The wireless communications in complex environments, such as underground and underwater, can enable various applications in the environmental, industrial, homeland security, law enforcement, and military fields. However, conventional electromagnetic wave-based techniques do not work due to the lossy media and complicated structures. Magnetic induction (MI) has been proved to achieve reliable communication in such environments. However, due to the small antenna size, the communication range of MI is still very limited, especially for the portable mobile devices. To this end, Metamaterial-enhanced MI (M²I) communication has been proposed, where the theoretical results predict that it can significantly increase the data rate and range. Nevertheless, there exists a significant gap between the theoretical prediction and the practical realization of M²I; the theoretical model relies on an ideal spherical metamaterial, while it does not exist in nature.
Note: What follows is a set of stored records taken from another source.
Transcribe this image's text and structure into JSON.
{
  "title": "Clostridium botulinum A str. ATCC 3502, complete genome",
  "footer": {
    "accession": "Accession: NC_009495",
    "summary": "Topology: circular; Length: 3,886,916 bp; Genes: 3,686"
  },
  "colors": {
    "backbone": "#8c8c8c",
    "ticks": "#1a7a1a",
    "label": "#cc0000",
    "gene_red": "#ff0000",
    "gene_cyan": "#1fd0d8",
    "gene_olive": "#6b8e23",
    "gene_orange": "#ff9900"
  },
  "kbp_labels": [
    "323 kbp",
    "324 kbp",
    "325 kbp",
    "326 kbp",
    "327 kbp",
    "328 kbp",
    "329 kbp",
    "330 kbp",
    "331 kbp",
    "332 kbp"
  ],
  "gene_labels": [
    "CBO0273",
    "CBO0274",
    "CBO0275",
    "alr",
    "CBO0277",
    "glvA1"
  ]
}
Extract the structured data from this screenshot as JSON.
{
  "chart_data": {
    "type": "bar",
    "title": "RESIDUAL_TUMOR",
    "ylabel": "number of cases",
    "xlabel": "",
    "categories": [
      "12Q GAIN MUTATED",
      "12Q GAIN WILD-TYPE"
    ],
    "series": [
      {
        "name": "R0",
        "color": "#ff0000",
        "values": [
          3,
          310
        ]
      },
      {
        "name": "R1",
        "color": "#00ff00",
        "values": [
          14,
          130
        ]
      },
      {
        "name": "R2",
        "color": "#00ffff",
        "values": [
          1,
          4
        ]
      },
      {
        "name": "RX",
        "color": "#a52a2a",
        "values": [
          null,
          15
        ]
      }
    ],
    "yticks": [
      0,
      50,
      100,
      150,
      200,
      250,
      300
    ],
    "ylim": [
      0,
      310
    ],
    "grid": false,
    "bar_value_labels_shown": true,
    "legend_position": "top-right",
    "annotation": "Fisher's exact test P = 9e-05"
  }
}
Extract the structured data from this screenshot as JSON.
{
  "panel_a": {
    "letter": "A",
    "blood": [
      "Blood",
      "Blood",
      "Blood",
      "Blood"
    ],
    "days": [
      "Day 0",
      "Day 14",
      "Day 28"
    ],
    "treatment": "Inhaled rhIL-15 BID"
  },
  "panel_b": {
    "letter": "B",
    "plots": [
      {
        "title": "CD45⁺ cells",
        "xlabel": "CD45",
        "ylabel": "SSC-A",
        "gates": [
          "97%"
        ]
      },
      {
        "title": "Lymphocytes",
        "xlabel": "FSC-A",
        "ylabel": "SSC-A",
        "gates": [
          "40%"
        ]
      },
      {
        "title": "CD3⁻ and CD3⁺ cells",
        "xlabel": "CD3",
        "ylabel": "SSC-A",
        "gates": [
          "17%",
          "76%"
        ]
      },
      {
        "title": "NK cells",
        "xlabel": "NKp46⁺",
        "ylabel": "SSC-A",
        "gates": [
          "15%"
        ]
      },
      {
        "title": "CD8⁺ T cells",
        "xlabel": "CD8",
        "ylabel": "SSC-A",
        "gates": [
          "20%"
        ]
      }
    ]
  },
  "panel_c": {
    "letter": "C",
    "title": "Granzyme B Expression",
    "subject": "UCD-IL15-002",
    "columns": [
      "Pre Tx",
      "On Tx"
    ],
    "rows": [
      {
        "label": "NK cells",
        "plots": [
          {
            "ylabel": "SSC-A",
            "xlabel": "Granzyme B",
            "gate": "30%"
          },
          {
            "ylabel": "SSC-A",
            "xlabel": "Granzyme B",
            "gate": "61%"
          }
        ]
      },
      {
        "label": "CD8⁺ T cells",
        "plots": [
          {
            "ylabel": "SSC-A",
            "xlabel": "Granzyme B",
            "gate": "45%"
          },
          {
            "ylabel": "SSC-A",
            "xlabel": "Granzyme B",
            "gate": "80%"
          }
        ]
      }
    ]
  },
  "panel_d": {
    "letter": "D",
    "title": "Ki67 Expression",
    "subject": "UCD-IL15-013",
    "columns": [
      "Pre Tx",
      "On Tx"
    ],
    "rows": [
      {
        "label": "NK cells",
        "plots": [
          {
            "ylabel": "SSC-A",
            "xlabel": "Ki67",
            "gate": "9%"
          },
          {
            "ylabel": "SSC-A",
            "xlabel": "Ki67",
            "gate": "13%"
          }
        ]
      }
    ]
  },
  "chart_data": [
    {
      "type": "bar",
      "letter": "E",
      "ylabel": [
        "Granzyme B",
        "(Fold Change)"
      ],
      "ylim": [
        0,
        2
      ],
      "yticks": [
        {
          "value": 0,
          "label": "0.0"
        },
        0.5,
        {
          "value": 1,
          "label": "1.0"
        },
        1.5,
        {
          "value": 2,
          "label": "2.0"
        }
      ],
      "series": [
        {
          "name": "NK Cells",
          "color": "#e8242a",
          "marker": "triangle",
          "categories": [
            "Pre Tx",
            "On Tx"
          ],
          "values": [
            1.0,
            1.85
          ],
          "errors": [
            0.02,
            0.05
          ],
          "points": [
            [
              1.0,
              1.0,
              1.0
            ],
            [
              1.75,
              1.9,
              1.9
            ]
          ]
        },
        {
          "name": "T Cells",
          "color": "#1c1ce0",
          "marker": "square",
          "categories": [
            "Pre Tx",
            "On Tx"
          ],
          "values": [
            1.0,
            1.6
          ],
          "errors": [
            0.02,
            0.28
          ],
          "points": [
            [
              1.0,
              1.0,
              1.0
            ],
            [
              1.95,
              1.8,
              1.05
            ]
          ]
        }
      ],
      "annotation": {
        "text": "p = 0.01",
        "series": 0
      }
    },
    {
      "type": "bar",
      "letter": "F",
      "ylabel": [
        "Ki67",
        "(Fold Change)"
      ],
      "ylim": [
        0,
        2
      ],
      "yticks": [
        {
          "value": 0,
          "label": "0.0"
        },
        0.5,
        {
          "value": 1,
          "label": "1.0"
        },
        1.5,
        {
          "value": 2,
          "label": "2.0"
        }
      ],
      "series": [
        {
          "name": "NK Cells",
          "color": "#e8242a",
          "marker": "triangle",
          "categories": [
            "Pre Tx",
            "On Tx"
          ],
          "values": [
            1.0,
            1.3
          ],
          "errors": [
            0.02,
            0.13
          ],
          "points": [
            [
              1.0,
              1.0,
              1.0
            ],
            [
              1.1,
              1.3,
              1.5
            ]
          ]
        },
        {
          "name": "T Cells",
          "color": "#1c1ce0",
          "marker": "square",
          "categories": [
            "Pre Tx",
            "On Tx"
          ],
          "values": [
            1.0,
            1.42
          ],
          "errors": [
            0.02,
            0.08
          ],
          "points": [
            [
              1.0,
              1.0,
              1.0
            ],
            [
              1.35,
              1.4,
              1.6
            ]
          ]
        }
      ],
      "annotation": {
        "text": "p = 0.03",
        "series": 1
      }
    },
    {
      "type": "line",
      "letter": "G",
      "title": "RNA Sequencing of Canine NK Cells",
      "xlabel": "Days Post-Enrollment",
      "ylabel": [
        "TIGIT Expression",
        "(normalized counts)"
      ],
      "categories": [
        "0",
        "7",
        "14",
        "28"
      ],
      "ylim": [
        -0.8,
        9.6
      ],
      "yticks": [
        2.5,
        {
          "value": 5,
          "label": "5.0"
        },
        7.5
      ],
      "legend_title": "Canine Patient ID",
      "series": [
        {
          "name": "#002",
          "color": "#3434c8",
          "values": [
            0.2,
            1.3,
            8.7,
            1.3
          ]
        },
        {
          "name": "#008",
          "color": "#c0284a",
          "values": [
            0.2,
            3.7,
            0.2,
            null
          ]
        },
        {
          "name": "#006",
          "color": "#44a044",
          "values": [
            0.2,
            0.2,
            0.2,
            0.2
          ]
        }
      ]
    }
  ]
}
In this paper, a practical design is proposed by leveraging a spherical coil array to realize M²I communication. The full-wave simulation is conducted to validate the design objectives. By using the spherical coil array-based M²I communication, the communication range can be significantly extended, exactly as we predicted in the ideal M²I model. Finally, the proposed M²I communication is implemented and tested in various environments.